Enzo Carli e la palma di Bonanno
Divano Rileggendo «Cento e una cavatine bibliche» che lo storico e critico d’arte pubblicò presso le edizioni Cadmo nell’agosto del 1998
Divano Rileggendo «Cento e una cavatine bibliche» che lo storico e critico d’arte pubblicò presso le edizioni Cadmo nell’agosto del 1998
Torno a considerare le prove poetiche alle quali Enzo Carli attendeva nei suoi anni estremi. Rileggo Cento e una cavatine bibliche che lo storico e critico d’arte pubblicò presso le edizioni Cadmo nell’agosto del 1998. «Sono, avvertiva rivolgendosi al lettore, i trastulli di un vecchio ormai sugli ottantotto anni e forse il segno del mantenimento di una certa vivacità intellettuale che si esercita a margine di altri scritti cosiddetti ‘seri’». Trastullo vale diversivo e anche gioco. Dunque vale divertimento. E il divertimento è un volgersi verso alcunché che ci distolga dal luogo consueto e ci sottragga all’usuale andare del tempo quotidiano. Impiegare il tempo in un ‘altrove’ e per ‘altro’. Trastullo come passatempo.
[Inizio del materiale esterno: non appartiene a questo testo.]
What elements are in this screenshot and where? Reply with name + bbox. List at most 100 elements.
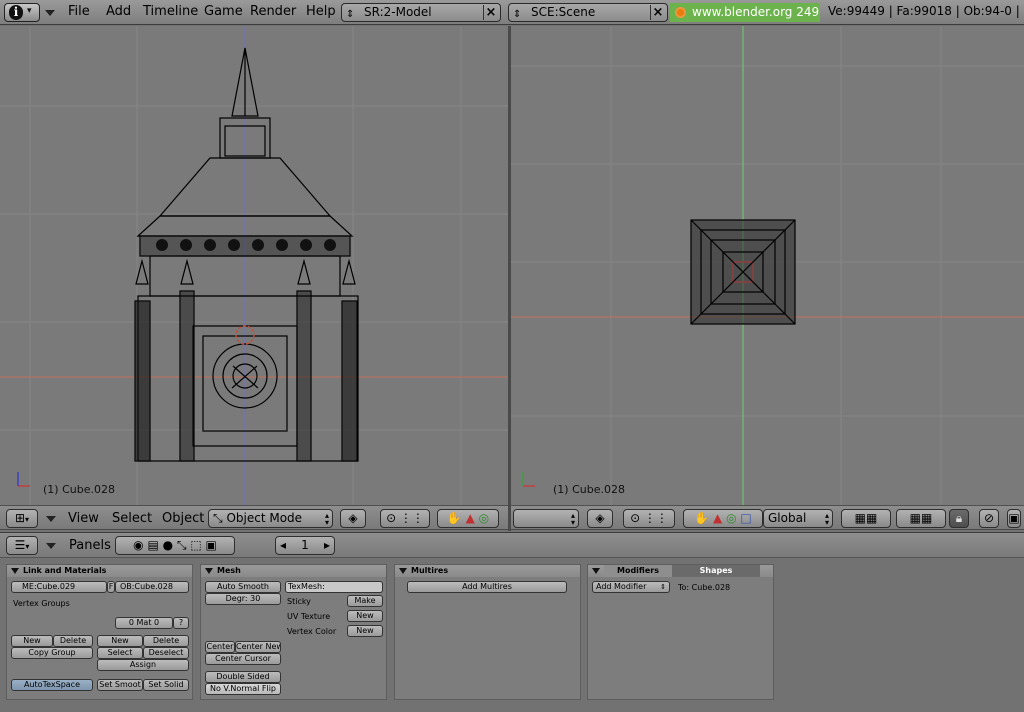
menu-file[interactable]: File — [68, 4, 90, 19]
center-cursor-button[interactable]: Center Cursor — [205, 653, 281, 665]
add-multires-button[interactable]: Add Multires — [407, 581, 567, 593]
decrement-icon[interactable]: ◂ — [280, 537, 286, 554]
set-smooth-button[interactable]: Set Smoot — [97, 679, 143, 691]
material-index-field[interactable]: 0 Mat 0 — [115, 617, 173, 629]
menu-game[interactable]: Game — [204, 4, 243, 19]
menu-view[interactable]: View — [68, 511, 99, 526]
panel-tabs: Modifiers Shapes — [588, 565, 773, 577]
collapse-menu-icon[interactable] — [46, 516, 56, 522]
degr-field[interactable]: Degr: 30 — [205, 593, 281, 605]
menu-select[interactable]: Select — [112, 511, 152, 526]
no-vnormal-flip-toggle[interactable]: No V.Normal Flip — [205, 683, 281, 695]
mesh-datablock-field[interactable]: ME:Cube.029 — [11, 581, 107, 593]
vgroup-new-button[interactable]: New — [11, 635, 53, 647]
menu-help[interactable]: Help — [306, 4, 336, 19]
material-new-button[interactable]: New — [97, 635, 143, 647]
modifier-target-label: To: Cube.028 — [678, 583, 731, 592]
tab-modifiers[interactable]: Modifiers — [604, 565, 672, 577]
panel-title[interactable]: Multires — [395, 565, 580, 577]
center-new-button[interactable]: Center New — [235, 641, 281, 653]
menu-timeline[interactable]: Timeline — [143, 4, 198, 19]
axis-gizmo — [17, 472, 30, 487]
menu-object[interactable]: Object — [162, 511, 204, 526]
vgroup-delete-button[interactable]: Delete — [53, 635, 93, 647]
draw-type-button[interactable]: ◈ — [587, 509, 613, 528]
tab-shapes[interactable]: Shapes — [672, 565, 760, 577]
scene-stats: Ve:99449 | Fa:99018 | Ob:94-0 | — [828, 4, 1020, 18]
screen-selector[interactable]: ⇕ SR:2-Model × — [341, 3, 501, 22]
double-sided-toggle[interactable]: Double Sided — [205, 671, 281, 683]
material-help-button[interactable]: ? — [173, 617, 189, 629]
copy-group-button[interactable]: Copy Group — [11, 647, 93, 659]
texmesh-field[interactable]: TexMesh: — [285, 581, 383, 593]
buttons-header: ☰▾ Panels ◉ ▤ ● ⤡ ⬚ ▣ ◂ 1 ▸ — [0, 532, 1024, 558]
panel-mesh: Mesh Auto Smooth Degr: 30 TexMesh: Stick… — [200, 564, 387, 700]
menu-render[interactable]: Render — [250, 4, 296, 19]
up-down-icon: ▴ ▾ — [824, 511, 829, 527]
close-icon[interactable]: × — [483, 5, 498, 20]
object-name-field[interactable]: OB:Cube.028 — [115, 581, 189, 593]
orientation-selector[interactable]: Global ▴ ▾ — [763, 509, 833, 528]
panels-label: Panels — [69, 538, 111, 553]
lock-icon[interactable]: 🔒︎ — [949, 509, 969, 528]
render-icon[interactable]: ⊘ — [979, 509, 999, 528]
logic-icon: ◉ — [133, 538, 144, 552]
close-icon[interactable]: × — [650, 5, 665, 20]
material-select-button[interactable]: Select — [97, 647, 143, 659]
mode-selector[interactable]: ⤡ Object Mode ▴ ▾ — [208, 509, 333, 528]
increment-icon[interactable]: ▸ — [324, 537, 330, 554]
editing-icon: ⬚ — [190, 538, 202, 552]
window-type-button[interactable]: ☰▾ — [6, 536, 38, 555]
window-type-button[interactable]: ⊞▾ — [6, 509, 38, 528]
menu-add[interactable]: Add — [106, 4, 131, 19]
layer-buttons[interactable]: ⊙ ⋮⋮ — [623, 509, 675, 528]
top-view-canvas — [511, 26, 1024, 506]
layer-buttons[interactable]: ⊙ ⋮⋮ — [380, 509, 430, 528]
scale-icon: □ — [740, 511, 752, 525]
top-header: i ▾ File Add Timeline Game Render Help ⇕… — [0, 0, 1024, 25]
blender-url-banner[interactable]: www.blender.org 249.2 — [670, 3, 820, 22]
viewport-front[interactable]: (1) Cube.028 — [0, 26, 508, 506]
collapse-menu-icon[interactable] — [45, 10, 55, 16]
set-solid-button[interactable]: Set Solid — [143, 679, 189, 691]
panel-multires: Multires Add Multires — [394, 564, 581, 700]
scene-selector[interactable]: ⇕ SCE:Scene × — [508, 3, 668, 22]
add-modifier-menu[interactable]: Add Modifier ⇕ — [592, 581, 670, 593]
collapse-icon — [11, 568, 19, 574]
layers-grid-b[interactable]: ▦▦ — [896, 509, 946, 528]
script-icon: ▤ — [147, 538, 159, 552]
center-button[interactable]: Center — [205, 641, 235, 653]
up-down-icon: ⇕ — [513, 9, 522, 20]
material-delete-button[interactable]: Delete — [143, 635, 189, 647]
axis-gizmo — [522, 472, 535, 487]
frame-field[interactable]: ◂ 1 ▸ — [275, 536, 335, 555]
object-name-label: (1) Cube.028 — [43, 483, 115, 496]
material-assign-button[interactable]: Assign — [97, 659, 189, 671]
camera-icon[interactable]: ▣ — [1007, 509, 1021, 528]
info-window-type-button[interactable]: i ▾ — [4, 3, 40, 22]
rotate-icon: ◎ — [478, 511, 490, 525]
view3d-header-left: ⊞▾ View Select Object ⤡ Object Mode ▴ ▾ ◈… — [0, 505, 508, 530]
vertex-color-new-button[interactable]: New — [347, 625, 383, 637]
manipulator-buttons[interactable]: ✋ ▲ ◎ — [437, 509, 499, 528]
viewport-top[interactable]: (1) Cube.028 — [511, 26, 1024, 506]
object-name-label: (1) Cube.028 — [553, 483, 625, 496]
auto-smooth-toggle[interactable]: Auto Smooth — [205, 581, 281, 593]
autotexspace-toggle[interactable]: AutoTexSpace — [11, 679, 93, 691]
uv-texture-new-button[interactable]: New — [347, 610, 383, 622]
collapse-menu-icon[interactable] — [46, 543, 56, 549]
tower-dense-details — [135, 236, 357, 461]
draw-type-button[interactable]: ◈ — [340, 509, 366, 528]
fake-user-button[interactable]: F — [107, 581, 115, 593]
chevron-down-icon: ▾ — [27, 6, 32, 16]
manipulator-buttons[interactable]: ✋ ▲ ◎ □ — [683, 509, 763, 528]
panel-title[interactable]: Mesh — [201, 565, 386, 577]
up-down-icon: ⇕ — [346, 9, 355, 20]
material-deselect-button[interactable]: Deselect — [143, 647, 189, 659]
sticky-make-button[interactable]: Make — [347, 595, 383, 607]
layers-grid-a[interactable]: ▦▦ — [841, 509, 891, 528]
translate-icon: ▲ — [465, 511, 475, 525]
context-buttons[interactable]: ◉ ▤ ● ⤡ ⬚ ▣ — [115, 536, 235, 555]
panel-title[interactable]: Link and Materials — [7, 565, 192, 577]
menu-selector[interactable]: ▴ ▾ — [513, 509, 579, 528]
Ma si attaglia al caso di Carli, e come, questa accezione di ‘divertimento’? Carli compone i suoi endecasillabi in una successione di quattro. Alla quartina aggiunge, salvo poche eccezioni, una coda di due versi. Tale combinazione strofica designa cavatina. Raffinato cultore di musica, di queste sue composizioni dice che «non sono epigrammi, non sono serventesi (ancorché molte di esse ne abbiano la struttura) ed ero stato tentato di chiamarle mottetti, ma vi rinunciai perché con questo titolo erano state raccolte nel 1939 le brevi e intensissime liriche de Le occasioni di Eugenio Montale. La (supposta) scorrevolezza e cantabilità dei loro endecasillabi e delle loro rime mi indussero a chiamarle umilmente cavatine, pensando a quelle di certe opere in musica».
E si dica, prima di ogni altra precisazione, del tratto conversevole, cordiale, affabile che distingue queste ‘cavatine’, le bibliche divagazioni poetiche di Carli. Dobbiamo tener conto che nell’operistica italiana la ‘piccola aria’ è posta tra due recitativi. Bene allora intendiamo come Carli si impegni a esprimere un suo riconoscibile registro, quasi la variazione di un commento inserito tra quanto si vien recitando da un versetto a l’altro della Bibbia. Aggiungo che, a corredo del testo, spesso Carli fornisce al lettore note di chiarimento ricche di dottrina. Del resto la cavatina ebbe origine come elevazione melodica del recitativo e similmente, potremmo dire, Carli articola il suo estro libero sullo specchio del costrutto biblico. E poi, se nell’opera la cavatina ebbe, tra l’altro, la funzione di presentare un personaggio e il suo carattere allora le composizioni di Carli si attestano, nel corso della lettura dei fatti della Bibbia, come la voce che recita lo svolgersi di una breve meditazione. Essa coglie l’occasione di un arguto ragguaglio o di un rapido, frizzante raffronto, ma anche l’evenienza che consente di pronunciar parole con un accento confidenziale. E in una maniera piana e colloquiale si dipanano questi versi ‘cantabili’. Carli sa bene che quei capitali fissati nel ‘libro’ versetto per versetto, secondo quanto insegnava Johann Georg Hamann, significano integralmente e per sempre la condizione umana («la storia sacra, una allegoria atemporale della storia interiore di ogni singola anima umana, una metafora di ciò che accade in ogni luogo e in ogni momento»).
Scelgo di trascrivere dalle Cavatine quella che si intitola La palma. Consente un richiamo alla vocazione precoce che legò la vita di Carli allo studio delle opere d’arte. Infatti, in Inventario pisano Carli, riandando agli anni della sua fanciullezza, rammenta che «il primo, indistinto e misterioso, messaggio dell’arte lo ricevetti dai consunti bronzi della ‘porta di san Ranieri’».
Così, ne La palma pare a me si incontrino il vecchio poeta e il giovane studioso delle opere d’arte. «Nei deserti d’Egitto erano i palmeti/Lembi di Paradiso ricercati/Che all’ombra loro stavano i Profeti/come Bonanno li ha rappresentati.//Una palma piegò e fece un inchino/Per dare i datteri a Maria e al Bambino». In nota si legge: «Si allude ai dodici Profeti sotto le palme nelle imposte della porta bronzea di Bonanno per il duomo di Pisa. L’incantevole miracolo della palma che durante il Riposo in Egitto alla preghiera di Gesù Bambino si piegò per dare i suoi frutti a lui e a Maria è raccontato nello Pseudovangelo di Matteo 20, 1-6».